Özdağ, Meclis’te düzenlediği basın toplantısında beklenen İstanbul depremine de işaret etti ve “İstanbul Depremi Türkiye’de siyasal birliği tehdit edecek ölçüde büyük bir milli güvenlik tehdididir” dedi. Hükümeti beklenen İstanbul depremine karşı acilen önlem almaya çağırdı.

Özdağ’ın açıklamaları şöyle:

  • “İstanbul maalesef büyük, çok büyük bir deprem yaşayacaktır. Bu depremin yıkım gücü bir bilim adamı tarafından 5 atom bombası  ile kıyaslanmıştır.  İstanbul Depremi Türkiye’de siyasal birliği tehdit edecek ölçüde büyük bir milli güvenlik tehdididir.  Bahsedilen İstanbul nüfusunun büyük bir kısmı 1. Derece, önemli bir kısmı da 2. Derece deprem bölgesinde yaşamaktadır.”

Esenyurt, Sultanbeyli, Avcılar ve Zeytinburnu büyük tehlikede

  • İstanbul Büyükşehir Belediye başkanlığı geçen hafta İstanbul’un ilçe ilçe Olası Deprem Kayıp Tahminleri Kitapçığını yayınladı. Bu çalışma İstanbul’un karşı karşıya olduğu tehlikenin büyüklüğünü bir kez daha ortaya koymuştur. Bu araştırmaya göre İstanbul’da depremde en fazla “bina yıkılması” Esenyurt, Sultanbeyli, Avcılar ve Zeytinburnu ilçelerinde gerçekleşecektir. Esenyurt’ta 67.410, Sultanbeyli’de 45 bin, Avcılar’da 35  bin, Zeytinburnu’nda 31 bin hane için geçici barınma ihtiyacı  ortaya çıkacaktır.
  • Pendik’te 28 bin, Beylikdüzü’nde 27 bin, Maltepe’de 20 bin, Kadıköy’de 17 bin,  Ümraniye’de 16 bin, Gaziosmanpaşa’da 14 bin, Başakşehir’de 13 bin 500, Sultangazi’de 10 bin, Sarıyer’de 6 bin 600 haneye ihtiyaç olacaktır.
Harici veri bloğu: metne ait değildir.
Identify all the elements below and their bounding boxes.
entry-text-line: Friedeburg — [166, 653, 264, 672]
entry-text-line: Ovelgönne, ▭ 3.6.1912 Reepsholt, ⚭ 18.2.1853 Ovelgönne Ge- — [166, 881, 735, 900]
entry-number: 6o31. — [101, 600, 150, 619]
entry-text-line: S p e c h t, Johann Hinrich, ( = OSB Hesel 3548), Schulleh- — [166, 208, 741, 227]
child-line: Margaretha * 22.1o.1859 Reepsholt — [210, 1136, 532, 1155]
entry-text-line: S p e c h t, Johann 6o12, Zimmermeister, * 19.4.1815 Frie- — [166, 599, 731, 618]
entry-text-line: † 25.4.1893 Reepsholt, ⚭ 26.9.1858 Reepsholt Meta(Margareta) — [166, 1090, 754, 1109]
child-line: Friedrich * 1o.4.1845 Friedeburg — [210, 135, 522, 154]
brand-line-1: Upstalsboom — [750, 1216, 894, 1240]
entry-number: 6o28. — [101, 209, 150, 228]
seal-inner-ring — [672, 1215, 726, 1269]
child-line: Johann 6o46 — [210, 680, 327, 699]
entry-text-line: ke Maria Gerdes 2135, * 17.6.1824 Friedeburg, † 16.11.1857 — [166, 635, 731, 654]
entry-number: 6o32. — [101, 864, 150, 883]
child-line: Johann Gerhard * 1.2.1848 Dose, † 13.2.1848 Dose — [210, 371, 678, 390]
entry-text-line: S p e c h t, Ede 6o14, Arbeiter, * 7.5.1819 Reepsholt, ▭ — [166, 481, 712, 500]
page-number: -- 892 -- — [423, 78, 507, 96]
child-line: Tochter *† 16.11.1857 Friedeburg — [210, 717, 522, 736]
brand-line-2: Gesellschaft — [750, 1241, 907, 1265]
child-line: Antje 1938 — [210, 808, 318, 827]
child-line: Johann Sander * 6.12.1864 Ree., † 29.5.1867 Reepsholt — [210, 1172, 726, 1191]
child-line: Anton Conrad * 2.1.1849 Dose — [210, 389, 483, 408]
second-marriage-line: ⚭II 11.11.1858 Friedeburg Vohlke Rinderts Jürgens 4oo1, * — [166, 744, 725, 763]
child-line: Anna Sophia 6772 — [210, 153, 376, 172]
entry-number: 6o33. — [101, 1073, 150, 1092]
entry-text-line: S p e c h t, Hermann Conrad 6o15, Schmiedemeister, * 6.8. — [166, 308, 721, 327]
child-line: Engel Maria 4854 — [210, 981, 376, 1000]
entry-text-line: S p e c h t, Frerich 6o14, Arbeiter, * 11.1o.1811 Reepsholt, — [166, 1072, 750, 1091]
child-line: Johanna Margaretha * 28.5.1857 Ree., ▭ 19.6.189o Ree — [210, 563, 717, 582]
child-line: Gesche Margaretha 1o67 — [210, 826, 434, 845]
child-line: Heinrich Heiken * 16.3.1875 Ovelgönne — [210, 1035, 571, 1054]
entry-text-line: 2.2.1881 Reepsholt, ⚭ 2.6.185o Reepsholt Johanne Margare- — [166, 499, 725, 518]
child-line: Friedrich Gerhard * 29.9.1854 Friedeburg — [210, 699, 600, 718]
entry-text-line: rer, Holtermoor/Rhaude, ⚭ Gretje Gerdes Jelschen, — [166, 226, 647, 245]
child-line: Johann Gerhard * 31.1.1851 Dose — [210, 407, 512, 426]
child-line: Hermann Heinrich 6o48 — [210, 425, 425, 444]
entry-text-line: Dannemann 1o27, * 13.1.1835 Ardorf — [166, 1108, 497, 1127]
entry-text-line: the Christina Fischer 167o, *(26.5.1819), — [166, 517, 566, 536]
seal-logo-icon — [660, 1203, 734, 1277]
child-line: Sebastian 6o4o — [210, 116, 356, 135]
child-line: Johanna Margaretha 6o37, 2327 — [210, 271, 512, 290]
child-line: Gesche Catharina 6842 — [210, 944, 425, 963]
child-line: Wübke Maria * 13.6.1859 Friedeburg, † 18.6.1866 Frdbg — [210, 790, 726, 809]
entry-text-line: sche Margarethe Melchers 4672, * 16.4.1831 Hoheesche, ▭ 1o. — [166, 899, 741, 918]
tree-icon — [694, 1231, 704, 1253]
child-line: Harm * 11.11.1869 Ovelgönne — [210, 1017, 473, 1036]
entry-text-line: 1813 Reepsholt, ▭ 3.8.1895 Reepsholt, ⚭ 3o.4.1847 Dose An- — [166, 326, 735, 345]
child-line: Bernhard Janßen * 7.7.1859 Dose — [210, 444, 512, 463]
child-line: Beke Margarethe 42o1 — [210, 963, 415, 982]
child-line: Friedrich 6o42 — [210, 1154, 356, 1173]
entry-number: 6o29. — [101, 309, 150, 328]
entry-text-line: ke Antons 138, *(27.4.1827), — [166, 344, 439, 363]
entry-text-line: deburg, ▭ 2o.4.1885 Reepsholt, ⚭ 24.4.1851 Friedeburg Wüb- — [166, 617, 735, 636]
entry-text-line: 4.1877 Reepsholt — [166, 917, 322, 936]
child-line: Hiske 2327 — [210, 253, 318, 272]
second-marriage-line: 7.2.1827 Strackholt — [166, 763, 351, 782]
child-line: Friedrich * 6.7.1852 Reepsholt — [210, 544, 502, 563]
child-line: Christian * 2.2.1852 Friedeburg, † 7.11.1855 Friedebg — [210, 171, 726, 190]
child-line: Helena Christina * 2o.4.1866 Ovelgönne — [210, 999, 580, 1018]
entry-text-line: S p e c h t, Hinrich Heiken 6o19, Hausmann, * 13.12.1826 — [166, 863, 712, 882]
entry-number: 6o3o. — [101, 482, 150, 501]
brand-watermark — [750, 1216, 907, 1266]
Bir binada 20 hane olduğunu varsayarsak, her ilçede kaç binanın ya yıkılacağını, ya da oturulamaz hale geleceğini tahmin edebiliriz.

Hükümetin gündeminin ilk maddesi İstanbul depremi olmalı

  • Hükümetin gündeminin ilk maddesini, İstanbul depreminin sonuçlarını hafifletici önlemlerin acilen ve radikal karar ve uygulamalar ile alınması oluşturmalıdır. Söz konusu olan on milyonlarca insanımızın yaşamıdır. Bu konuda gereken önlemlerin hızla alınmasının ihmal edilmesi, savsaklanması, ertelenmesinin sonuçları Türk Milletine karşı işlenmiş bir cinayet boyutu kazanabilir.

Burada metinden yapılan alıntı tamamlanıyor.